4. Python Solution with Comments  
```python
import sys
sys.setrecursionlimit(10**7)

def read():
    H,W = map(int, sys.stdin.readline().split())
    B = [list(map(int, list(sys.stdin.readline().strip())))
         for _ in range(H-1)]
    return H,W,B

# A simple 2-SAT using Kosaraju
class TwoSat:
    def __init__(self,n):
        self.n = n
        self.adj = [[] for _ in range(2*n)]
        self.radj = [[] for _ in range(2*n)]
    def add_imp(self, x, f, y, g):
        # (x is f) => (y is g)
        u = 2*x + (0 if f else 1)
        v = 2*y + (0 if g else 1)
        self.adj[u].append(v)
        self.radj[v].append(u)
    def add_or(self, x, f, y, g):
        # (x=f) or (y=g)
        # ≡ (¬(x=f) => y=g) and (¬(y=g) => x=f)
        self.add_imp(x, not f, y, g)
        self.add_imp(y, not g, x, f)
    def solve(self):
        n2 = 2*self.n
        used = [False]*n2
        order=[]
        def dfs1(u):
            used[u]=True
            for v in self.adj[u]:
                if not used[v]: dfs1(v)
            order.append(u)
        for i in range(n2):
            if not used[i]: dfs1(i)
        comp=[-1]*n2
        cid=0
        def dfs2(u):
            comp[u]=cid
            for v in self.radj[u]:
                if comp[v]<0: dfs2(v)
        for u in reversed(order):
            if comp[u]<0:
                dfs2(u)
                cid+=1
        assign=[False]*self.n
        for i in range(self.n):
            if comp[2*i]==comp[2*i+1]:
                return None
            assign[i] = (comp[2*i] < comp[2*i+1])
        return assign

def solve():
    H,W,B = read()
    # Try A[0][0] = 0 or 1
    for start in (0,1):
        # build delta table by recurrence
        D = [[0]*W for _ in range(H)]
        D[0][0] = start
        for i in range(1,H):
            for j in range(1,W):
                D[i][j] = B[i-1][j-1] - D[i-1][j] - D[i][j-1] - D[i-1][j-1]

        vars = (H-1)+(W-1)
        ts = TwoSat(vars)

        # impose that for each cell A[i][j] computed must be 0 or 1
        for i in range(1,H):
            for j in range(1,W):
                for ci in (0,1):
                    for rj in (0,1):
                        val = D[i][j]
                        # row var index = H-1 + (j-1)
                        # col var index = i-1
                        val += (ci if j%2==0 else -ci)
                        val += (rj if i%2==0 else -rj)
                        if val not in (0,1):
                            idx_c = i-1
                            idx_r = (H-1)+(j-1)
                            # forbid (c[i]=ci AND r[j]=rj)
                            ts.add_or(idx_c, ci^1, idx_r, rj^1)
        res = ts.solve()
        if res is None:
            continue
        # reconstruct A
        A = [[0]*W for _ in range(H)]
        A[0][0] = start
        for i in range(1,H):
            A[i][0] = res[i-1]
        for j in range(1,W):
            A[0][j] = res[(H-1)+(j-1)]
        for i in range(1,H):
            for j in range(1,W):
                A[i][j] = B[i-1][j-1] - A[i-1][j] - A[i][j-1] - A[i-1][j-1]
        # output
        for row in A:
            print("".join(map(str,row)))
        return
    print("CORRUPT")

if __name__=="__main__":
    solve()
```

5. Compressed Editorial  
Treat the top row and left column as Boolean variables (plus two choices for A[0][0]).
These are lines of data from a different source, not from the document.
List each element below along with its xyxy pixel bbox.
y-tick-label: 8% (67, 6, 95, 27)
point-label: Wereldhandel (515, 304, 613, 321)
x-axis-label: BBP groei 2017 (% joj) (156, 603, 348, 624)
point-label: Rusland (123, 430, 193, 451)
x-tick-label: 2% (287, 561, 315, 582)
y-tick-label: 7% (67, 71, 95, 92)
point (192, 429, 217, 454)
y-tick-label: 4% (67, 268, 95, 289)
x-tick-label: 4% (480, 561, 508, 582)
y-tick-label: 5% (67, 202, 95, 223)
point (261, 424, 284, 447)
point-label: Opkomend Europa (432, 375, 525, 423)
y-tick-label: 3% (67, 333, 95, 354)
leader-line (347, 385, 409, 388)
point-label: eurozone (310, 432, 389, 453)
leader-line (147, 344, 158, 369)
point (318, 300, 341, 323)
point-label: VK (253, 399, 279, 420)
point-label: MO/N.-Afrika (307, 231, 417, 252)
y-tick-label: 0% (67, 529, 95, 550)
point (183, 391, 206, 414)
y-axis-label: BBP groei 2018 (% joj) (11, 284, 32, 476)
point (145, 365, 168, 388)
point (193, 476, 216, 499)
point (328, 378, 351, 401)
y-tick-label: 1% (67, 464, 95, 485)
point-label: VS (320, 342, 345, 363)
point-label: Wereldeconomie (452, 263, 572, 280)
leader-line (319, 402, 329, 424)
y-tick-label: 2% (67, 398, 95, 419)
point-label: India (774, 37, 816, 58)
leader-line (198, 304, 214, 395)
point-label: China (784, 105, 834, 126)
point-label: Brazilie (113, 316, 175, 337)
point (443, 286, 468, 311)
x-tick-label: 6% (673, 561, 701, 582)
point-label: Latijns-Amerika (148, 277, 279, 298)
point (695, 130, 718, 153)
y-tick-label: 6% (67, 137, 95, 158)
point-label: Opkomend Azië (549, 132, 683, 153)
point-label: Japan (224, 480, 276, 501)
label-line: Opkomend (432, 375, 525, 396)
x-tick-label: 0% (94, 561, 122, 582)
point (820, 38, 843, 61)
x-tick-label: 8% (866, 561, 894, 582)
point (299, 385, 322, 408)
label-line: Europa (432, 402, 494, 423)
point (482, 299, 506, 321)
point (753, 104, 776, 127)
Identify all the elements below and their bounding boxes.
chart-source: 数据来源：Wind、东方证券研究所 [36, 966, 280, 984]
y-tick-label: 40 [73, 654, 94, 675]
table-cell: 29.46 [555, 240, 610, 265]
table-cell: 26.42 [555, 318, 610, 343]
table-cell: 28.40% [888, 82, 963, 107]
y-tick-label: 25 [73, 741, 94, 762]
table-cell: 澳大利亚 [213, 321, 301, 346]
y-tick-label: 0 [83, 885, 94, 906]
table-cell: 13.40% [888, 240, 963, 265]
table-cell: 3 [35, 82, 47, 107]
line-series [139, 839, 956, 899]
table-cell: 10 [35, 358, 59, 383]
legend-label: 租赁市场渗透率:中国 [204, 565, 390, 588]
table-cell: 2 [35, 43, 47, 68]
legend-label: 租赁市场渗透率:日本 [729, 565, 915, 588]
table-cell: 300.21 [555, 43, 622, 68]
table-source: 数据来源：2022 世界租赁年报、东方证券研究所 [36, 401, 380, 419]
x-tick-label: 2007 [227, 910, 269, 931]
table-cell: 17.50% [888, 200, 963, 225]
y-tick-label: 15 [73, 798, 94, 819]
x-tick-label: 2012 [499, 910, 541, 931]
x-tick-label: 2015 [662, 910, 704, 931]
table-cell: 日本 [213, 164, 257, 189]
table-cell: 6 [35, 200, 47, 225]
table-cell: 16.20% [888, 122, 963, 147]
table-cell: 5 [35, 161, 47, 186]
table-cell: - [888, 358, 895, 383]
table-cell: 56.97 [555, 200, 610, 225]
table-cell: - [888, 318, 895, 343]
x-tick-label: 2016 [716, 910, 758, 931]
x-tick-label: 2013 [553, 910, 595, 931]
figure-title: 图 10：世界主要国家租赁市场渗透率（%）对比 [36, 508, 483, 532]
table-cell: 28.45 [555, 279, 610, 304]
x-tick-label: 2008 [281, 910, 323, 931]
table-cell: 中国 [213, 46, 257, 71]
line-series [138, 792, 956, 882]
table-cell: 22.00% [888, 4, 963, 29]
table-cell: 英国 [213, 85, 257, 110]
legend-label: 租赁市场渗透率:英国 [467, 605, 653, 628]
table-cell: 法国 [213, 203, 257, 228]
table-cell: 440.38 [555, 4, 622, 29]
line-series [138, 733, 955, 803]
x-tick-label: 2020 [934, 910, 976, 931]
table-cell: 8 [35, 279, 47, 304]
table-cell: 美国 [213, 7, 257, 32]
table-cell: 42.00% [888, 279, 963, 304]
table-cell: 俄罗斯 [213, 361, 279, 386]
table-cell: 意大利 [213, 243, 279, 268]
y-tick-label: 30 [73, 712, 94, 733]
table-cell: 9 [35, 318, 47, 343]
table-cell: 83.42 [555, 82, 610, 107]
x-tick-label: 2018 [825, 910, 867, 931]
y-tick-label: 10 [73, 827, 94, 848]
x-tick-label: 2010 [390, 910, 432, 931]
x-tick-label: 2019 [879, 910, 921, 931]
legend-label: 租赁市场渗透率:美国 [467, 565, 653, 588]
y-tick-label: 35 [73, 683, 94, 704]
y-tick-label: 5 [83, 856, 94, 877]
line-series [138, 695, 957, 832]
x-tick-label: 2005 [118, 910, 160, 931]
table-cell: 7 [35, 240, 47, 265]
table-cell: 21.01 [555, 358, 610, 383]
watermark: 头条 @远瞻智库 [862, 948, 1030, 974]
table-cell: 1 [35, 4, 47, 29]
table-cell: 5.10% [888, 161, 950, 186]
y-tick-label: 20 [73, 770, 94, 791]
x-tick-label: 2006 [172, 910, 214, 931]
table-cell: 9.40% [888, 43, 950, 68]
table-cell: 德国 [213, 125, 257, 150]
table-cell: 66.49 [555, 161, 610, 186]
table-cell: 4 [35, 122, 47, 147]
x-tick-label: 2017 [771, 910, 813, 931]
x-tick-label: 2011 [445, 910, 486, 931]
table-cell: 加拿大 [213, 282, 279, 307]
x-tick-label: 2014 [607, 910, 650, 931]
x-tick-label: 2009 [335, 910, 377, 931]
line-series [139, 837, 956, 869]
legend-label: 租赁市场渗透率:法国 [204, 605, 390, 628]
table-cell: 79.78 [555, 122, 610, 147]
All other A[i][j] are determined by unwinding the 2×2‐sum equations into a recurrence (δ‐array) plus linear corrections from the row/column variables with signs depending on parity. Enforcing each A[i][j]∈{0,1} forbids certain assignments of a pair (row_var, col_var), which is exactly a 2‐SAT clause. Build the implication graph in O(HW), solve 2‐SAT, and reconstruct or report CORRUPT.